2. The method of claim 1, with a further step of applying the trained deep learning artificial intelligence to reconstruct the first set of MRI images in order to improve them and remove artefacts.
3. The method of claim 1, with a further step of applying the trained deep learning artificial intelligence to registration of landmarks of the first set of MRI images to provide for motion compensation for temporal image sequences.
4. The method of claim 1, with a further step of applying the trained deep learning artificial intelligence to generate reports concerning the first set of MRI images to provide for accelerated report generation using standardized and uniform forms.
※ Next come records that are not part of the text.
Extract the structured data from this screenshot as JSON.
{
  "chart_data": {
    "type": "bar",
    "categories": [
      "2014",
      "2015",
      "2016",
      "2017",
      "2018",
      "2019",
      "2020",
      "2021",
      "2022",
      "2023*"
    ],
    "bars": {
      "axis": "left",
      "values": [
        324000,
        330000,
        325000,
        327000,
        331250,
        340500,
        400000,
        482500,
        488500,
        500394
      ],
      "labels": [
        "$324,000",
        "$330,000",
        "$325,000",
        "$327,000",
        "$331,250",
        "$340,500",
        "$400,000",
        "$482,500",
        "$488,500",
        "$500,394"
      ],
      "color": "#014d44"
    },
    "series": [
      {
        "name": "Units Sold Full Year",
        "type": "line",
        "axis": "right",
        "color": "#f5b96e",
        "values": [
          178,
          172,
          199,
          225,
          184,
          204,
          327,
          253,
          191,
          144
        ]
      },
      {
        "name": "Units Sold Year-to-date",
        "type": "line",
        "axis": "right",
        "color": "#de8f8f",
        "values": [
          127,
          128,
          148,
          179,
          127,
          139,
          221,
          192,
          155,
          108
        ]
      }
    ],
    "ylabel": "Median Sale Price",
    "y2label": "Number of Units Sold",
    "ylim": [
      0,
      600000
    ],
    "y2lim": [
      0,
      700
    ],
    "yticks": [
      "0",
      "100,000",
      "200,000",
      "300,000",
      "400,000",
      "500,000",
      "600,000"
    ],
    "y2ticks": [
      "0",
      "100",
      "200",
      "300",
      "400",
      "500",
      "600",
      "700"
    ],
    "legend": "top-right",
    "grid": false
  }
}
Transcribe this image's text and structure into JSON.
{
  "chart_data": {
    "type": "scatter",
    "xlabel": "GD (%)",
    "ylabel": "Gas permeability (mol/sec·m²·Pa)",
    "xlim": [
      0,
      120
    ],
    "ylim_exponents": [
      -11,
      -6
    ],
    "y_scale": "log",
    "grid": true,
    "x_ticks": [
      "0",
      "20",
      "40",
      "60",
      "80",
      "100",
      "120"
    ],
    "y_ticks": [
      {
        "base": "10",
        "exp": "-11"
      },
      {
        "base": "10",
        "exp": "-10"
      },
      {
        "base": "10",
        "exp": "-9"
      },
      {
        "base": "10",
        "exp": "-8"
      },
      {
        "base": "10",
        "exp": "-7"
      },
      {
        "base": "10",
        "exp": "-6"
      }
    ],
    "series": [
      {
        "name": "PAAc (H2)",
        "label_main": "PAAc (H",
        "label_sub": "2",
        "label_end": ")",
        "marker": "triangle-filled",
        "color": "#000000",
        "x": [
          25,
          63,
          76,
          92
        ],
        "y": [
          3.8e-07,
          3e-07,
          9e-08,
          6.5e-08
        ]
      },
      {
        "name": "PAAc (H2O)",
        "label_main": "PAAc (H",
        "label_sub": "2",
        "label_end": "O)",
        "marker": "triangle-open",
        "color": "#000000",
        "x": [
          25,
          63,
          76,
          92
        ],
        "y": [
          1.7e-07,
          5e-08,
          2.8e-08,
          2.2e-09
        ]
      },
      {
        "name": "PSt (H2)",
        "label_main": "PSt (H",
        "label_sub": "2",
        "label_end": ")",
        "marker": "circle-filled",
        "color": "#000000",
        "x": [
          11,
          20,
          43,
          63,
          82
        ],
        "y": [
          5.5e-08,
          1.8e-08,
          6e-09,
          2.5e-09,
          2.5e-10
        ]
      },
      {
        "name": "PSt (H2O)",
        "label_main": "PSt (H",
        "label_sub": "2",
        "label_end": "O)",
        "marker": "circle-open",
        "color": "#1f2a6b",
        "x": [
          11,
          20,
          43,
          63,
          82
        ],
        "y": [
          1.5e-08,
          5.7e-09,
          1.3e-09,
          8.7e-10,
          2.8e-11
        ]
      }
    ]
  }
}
5. A method of analyzing a first set of MRI images of cardiac tissue and outputting a report, the method comprising:
a. submitting the first set of MRI images to a trained deep learning artificial intelligence, the trained deep learning artificial intelligence having been trained with a second set of MRI images of cardiac tissue that have been previously rated for known cardiac parameters, disease states, scanner type, and acquisition protocol; and
b. outputting the report from the trained deep learning artificial intelligence on the first set of MRI images comprising cardiac parameters, disease states, scanner type, and acquisition protocol.
6. The method of claim 5, with a further step of applying the trained deep learning artificial intelligence to reconstruct the first set of MRI images in order to improve them and remove artefacts.
7. The method of claim 5, with a further step of applying the trained deep learning artificial intelligence to registration of landmarks of the first set of MRI images to provide for motion compensation for temporal image sequences.
8. The method of claim 5, with a further step of applying the trained deep learning artificial intelligence to generate reports concerning the first set of MRI images to provide for accelerated report generation using standardized and uniform forms.
9. A method of generating a report on a first set of MRI images of cardiac tissue, the method comprising:
a. submitting the first set of MRI images to a trained deep learning artificial intelligence, the trained deep learning artificial intelligence having been trained with a second set of MRI images of cardiac tissue that have been previously rated for known cardiac parameters, disease states, scanner type, and acquisition protocol;
b. outputting the report from the trained deep learning artificial intelligence on the first set of MRI images comprising cardiac parameters, disease states, scanner type, and acquisition protocol.
10. The method of claim 9, with a further step of applying the trained deep learning artificial intelligence to reconstruct the first set of MRI images in order to improve them and remove artefacts.
11. The method of claim 9, with a further step of applying the trained deep learning artificial intelligence to registration of landmarks of the first set of MRI images to provide for motion compensation for temporal image sequences.
12. The method of claim 9, with a further step of applying the trained deep learning artificial intelligence to generate reports concerning the first set of MRI images to provide for accelerated report generation using standardized and uniform forms.